La Justicia Federal procesó en las últimas horas a José Pérez Alzaa, director de la Clínica Fecundart; a la administrativa Paula Liendo; y al abogado Nicolás Gigena. En una resolución de más de 200 páginas, el fallo remarcó: “Si bien no toda maternidad subrogada es delictiva, esta se convierte en trata cuando el acuerdo está mediado por la explotación, el abuso de poder y la desprotección absoluta de la gestante”.
La investigación se centra en supuestas maniobras vinculadas con la “gestación por sustitución”, también conocida como maternidad subrogada.
“ La instrumentalización del cuerpo reproductivo de mujeres vulnerables con finalidad de lucro, mediando aprovechamiento deliberado de su situación de vulnerabilidad, constituye una modalidad de servidumbre”, sostuvo el juez federal N°2 de Córdoba, Alejandro Sánchez Freytes.
El magistrado señaló, que Alzaa “bajo el ropaje de una fundación sin fines de lucro, captó a mujeres vulnerables —desocupadas y con hijos a cargo— utilizando la base de datos de donantes de óvulos de su propia clínica”.

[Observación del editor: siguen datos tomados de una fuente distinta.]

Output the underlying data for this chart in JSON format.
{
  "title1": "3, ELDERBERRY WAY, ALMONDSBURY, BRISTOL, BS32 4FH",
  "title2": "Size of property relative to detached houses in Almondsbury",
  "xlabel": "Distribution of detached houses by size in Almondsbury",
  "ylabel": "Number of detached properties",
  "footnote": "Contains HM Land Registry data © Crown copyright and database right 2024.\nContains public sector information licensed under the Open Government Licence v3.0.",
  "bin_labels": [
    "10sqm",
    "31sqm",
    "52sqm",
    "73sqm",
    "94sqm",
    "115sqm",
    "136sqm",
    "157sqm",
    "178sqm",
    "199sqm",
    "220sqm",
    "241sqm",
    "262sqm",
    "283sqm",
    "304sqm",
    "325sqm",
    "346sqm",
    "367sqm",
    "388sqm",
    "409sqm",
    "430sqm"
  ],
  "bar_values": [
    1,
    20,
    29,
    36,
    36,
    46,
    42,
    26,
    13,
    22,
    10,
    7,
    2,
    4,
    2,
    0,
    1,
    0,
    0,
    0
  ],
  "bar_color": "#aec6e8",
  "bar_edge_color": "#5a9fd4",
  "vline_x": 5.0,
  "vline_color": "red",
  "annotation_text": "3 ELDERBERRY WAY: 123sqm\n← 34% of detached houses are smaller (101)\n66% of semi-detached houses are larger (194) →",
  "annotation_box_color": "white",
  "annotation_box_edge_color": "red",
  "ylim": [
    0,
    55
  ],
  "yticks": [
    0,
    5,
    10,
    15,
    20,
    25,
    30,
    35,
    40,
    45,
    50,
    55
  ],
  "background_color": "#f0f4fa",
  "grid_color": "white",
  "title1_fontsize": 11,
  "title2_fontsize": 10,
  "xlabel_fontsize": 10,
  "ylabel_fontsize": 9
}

A su vez, la resolución destaca que el acusado habría realizado “transferencias embrionarias sin autorización judicial previa”, lo que fue interpretado como una maniobra destinada a evitar controles sobre la libertad del consentimiento.
En el escrito judicial también se informó el sobreseimiento de otros acusados por falta de mérito.
La causa se inició meses atrás tras una denuncia anónima realizada a la Línea 145. A partir de esa presentación, los investigadores avanzaron con distintas medidas y recolectaron declaraciones consideradas clave para el expediente.